Cars? Possibly - if they rely on Internet access. That is a fear with the low-cost Chinese-made EVs. One threat there may be trying to analyse journeys to work out if the owner works in a delicate areas like defence manufacturing, military base, airport, etc.
GPS: no. Unless within a portable telephone so...
.....
Cell phones: No, unless someone is intercepting your calls. The common fear is that they trace your location. There is a grain of truth in that the telephone has to transmit its own location so the system can work. It does
not prove who has the telephone there, nor does it give any hint why or what the holder is doing. You can help yourself by not being a slave to it.
I don't recall all this worry when CB Radio was a craze!
{i]Anything with a micophone or camera[/i].
Anything? ONLY if it is connected to a system sending the signals away somewhere. So front-door intercoms and cameras, baby-alarms, reversing-cameras and windscreen cameras on vehicles, any fully-contained speech recorders, or isolated digital cameras etc., are safe by not being connected to the Internet.
Theoretically, if connected wirelessly (a short-range radio link) some might be listened-in on but the eavesdropper would need be very close and the information they'd obtained would be pretty thin! Still worried? Use hard-wired versions.

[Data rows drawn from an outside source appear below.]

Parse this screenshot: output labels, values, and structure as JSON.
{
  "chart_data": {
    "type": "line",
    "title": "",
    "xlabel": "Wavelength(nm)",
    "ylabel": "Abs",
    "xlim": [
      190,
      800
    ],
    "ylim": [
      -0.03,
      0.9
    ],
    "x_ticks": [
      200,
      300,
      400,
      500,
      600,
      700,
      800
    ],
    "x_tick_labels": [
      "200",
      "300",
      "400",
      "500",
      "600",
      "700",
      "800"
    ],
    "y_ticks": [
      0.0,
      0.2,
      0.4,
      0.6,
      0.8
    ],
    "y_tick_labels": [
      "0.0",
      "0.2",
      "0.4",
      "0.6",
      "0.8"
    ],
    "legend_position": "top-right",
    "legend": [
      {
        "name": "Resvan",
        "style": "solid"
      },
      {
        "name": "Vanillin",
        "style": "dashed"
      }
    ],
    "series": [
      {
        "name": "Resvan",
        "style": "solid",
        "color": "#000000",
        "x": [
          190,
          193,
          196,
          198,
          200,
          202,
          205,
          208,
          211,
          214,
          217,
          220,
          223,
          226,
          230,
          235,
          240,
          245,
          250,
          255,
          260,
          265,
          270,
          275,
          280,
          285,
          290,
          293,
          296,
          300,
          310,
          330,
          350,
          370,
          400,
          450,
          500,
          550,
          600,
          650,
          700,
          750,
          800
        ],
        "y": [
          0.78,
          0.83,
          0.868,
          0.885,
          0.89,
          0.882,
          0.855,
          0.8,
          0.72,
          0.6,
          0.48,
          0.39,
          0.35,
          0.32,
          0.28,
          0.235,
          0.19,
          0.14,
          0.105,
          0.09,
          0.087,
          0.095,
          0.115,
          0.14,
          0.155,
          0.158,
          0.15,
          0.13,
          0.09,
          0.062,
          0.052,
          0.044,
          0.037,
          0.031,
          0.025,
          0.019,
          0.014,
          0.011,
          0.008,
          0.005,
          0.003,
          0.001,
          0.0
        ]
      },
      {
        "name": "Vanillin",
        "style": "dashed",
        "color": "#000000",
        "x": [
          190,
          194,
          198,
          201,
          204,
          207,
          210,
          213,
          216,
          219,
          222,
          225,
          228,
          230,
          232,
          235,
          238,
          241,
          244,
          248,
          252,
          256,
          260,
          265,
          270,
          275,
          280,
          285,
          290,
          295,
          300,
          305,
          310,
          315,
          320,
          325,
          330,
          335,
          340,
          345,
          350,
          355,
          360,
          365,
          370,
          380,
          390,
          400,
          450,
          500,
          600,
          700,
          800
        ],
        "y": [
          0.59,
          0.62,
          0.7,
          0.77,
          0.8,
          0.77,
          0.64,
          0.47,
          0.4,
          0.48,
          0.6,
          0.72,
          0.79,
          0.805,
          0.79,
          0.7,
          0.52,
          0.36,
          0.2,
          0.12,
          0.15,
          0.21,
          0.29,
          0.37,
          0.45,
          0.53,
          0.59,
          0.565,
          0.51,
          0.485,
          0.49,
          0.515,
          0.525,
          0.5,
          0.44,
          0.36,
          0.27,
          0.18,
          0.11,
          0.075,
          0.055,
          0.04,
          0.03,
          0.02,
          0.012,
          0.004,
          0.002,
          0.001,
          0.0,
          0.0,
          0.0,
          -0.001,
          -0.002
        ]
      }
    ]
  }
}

VR headset: I know little about these but why would they be a threat? I can't really think how they might.
Most people's
privacy weakness is .... "social media"! Also routine or frequent on-line shopping and commercial web-siite browsing, but it will be influenced by the nature of the sites you use. The big boys are likely to be interested only in your use of the big boys in retailing.
And of course buying a gadget like an Alexa and leaving the wretched thing switched on. Easiest protection? Don't buy such things! You do not need them!
The most dangerous
security weakness? Announcing on chat-sites future planned or regular absences from home, displaying valuable property, and the like. Giving away enough information for people intent on malfeasance, deducing your identity and location
I know of someone some years ago completing a massive craft project, as a hobby, taking many hundreds of hours and a lot of expensive materials. Rather rashly he posted photos of it Facebook. This elicited strange enquiries of its monetary value - he had said nothing about selling it. He was astute enough to realise his mistake, and not to reply but to block and delete them. Others could have been caught out and offered some estimate.